The last dedicated political movie to hit the box offices was The Ides of March in October of 2011. Although, this fast-paced crash course into dirty politics starring George Clooney and Ryan Gosling was about as far away as the genre can take you from this summer’s latest comedy, The Campaign.
Funny men Will Ferrell (Anchorman, The Other Guys, Elf) and Zach Galifianakis (The Hangover, The Hangover Part II, Dinner for Schmucks) face off in a race for a congressional seat in their North Carolina district.
Ferrell’s character Cam Brady has held the seat unchallenged for almost a decade, but that all changes when he makes a major political faux pas not long before the election. Two wealthy CEOs see their chance to move in on the district by putting up a challenging candidate, Galifianakis’ character, naïve Marty Huggins.

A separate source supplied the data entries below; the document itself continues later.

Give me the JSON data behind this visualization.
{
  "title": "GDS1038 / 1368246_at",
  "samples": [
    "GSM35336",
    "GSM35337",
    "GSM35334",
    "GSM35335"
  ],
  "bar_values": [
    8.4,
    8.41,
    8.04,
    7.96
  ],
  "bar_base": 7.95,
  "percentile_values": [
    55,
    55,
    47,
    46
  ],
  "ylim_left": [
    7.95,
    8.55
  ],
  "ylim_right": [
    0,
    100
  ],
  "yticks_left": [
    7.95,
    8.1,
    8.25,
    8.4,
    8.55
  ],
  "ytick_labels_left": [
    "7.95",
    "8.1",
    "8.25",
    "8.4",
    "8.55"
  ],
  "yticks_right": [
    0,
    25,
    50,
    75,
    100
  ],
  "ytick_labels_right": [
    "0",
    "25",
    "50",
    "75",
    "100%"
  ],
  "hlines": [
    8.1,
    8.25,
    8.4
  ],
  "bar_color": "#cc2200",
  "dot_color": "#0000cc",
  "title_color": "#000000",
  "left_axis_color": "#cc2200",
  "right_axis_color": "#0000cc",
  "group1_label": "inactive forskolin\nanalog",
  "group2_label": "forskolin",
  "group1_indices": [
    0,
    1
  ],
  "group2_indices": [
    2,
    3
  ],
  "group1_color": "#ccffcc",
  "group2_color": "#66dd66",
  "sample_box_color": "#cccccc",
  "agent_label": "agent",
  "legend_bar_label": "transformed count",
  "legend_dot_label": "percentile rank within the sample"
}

The rich men and their henchmen have hopes of controlling the area financially, and go to great lengths to make sure Huggins wins. Huggins, of course, has other plans when he figures out their scheme.
Brady and Huggins are the perfect opponents: they are opposites in every way. They are candidates from different political parties, men of different lifestyles, and politicians with different motives. Nearly every scene with both is either confrontational or hilarious, with a raunchy sense of humor and no shortage of political incorrectness.

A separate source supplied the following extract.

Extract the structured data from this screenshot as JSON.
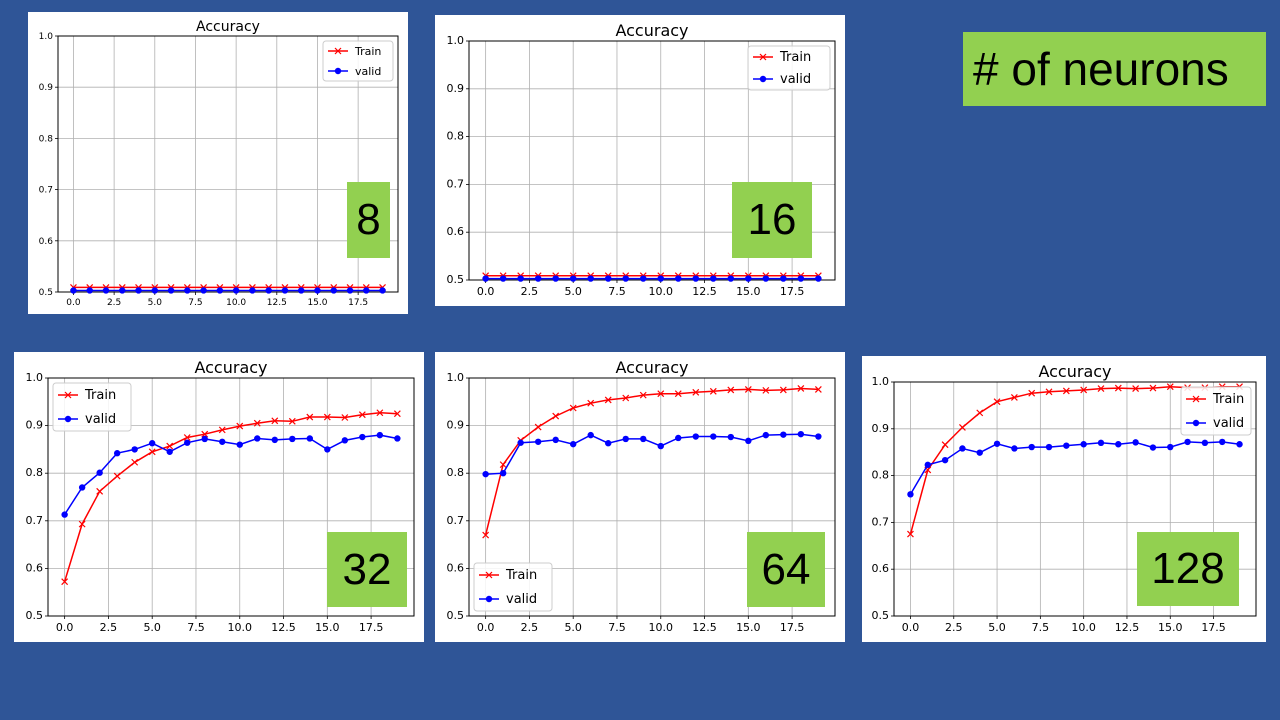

The Campaign does an excellent job of playing to the talents of both stars. Galifianakis seems to be a natural at playing socially awkward characters, if his role in the extremely popular Hangover franchise is any indication.
Huggins is the same, with many of his political dreams based in wanting his father’s approval. Ferrell is the opposite, with a penchant for playing outspoken characters. Brady takes the label of “outspoken character” to the next level.
Chris Henchy and Shawn Harwell wrote the screenplay for The Campaign. Jay Roach directed and produced the movie, as well as Meet the Parents and Meet the Fockers, among others.
With a supporting cast including Jason Sudeikis (Horrible Bosses) and Dylan McDermott (American Horror Story), The Campaign is a definite election-year guilty pleasure.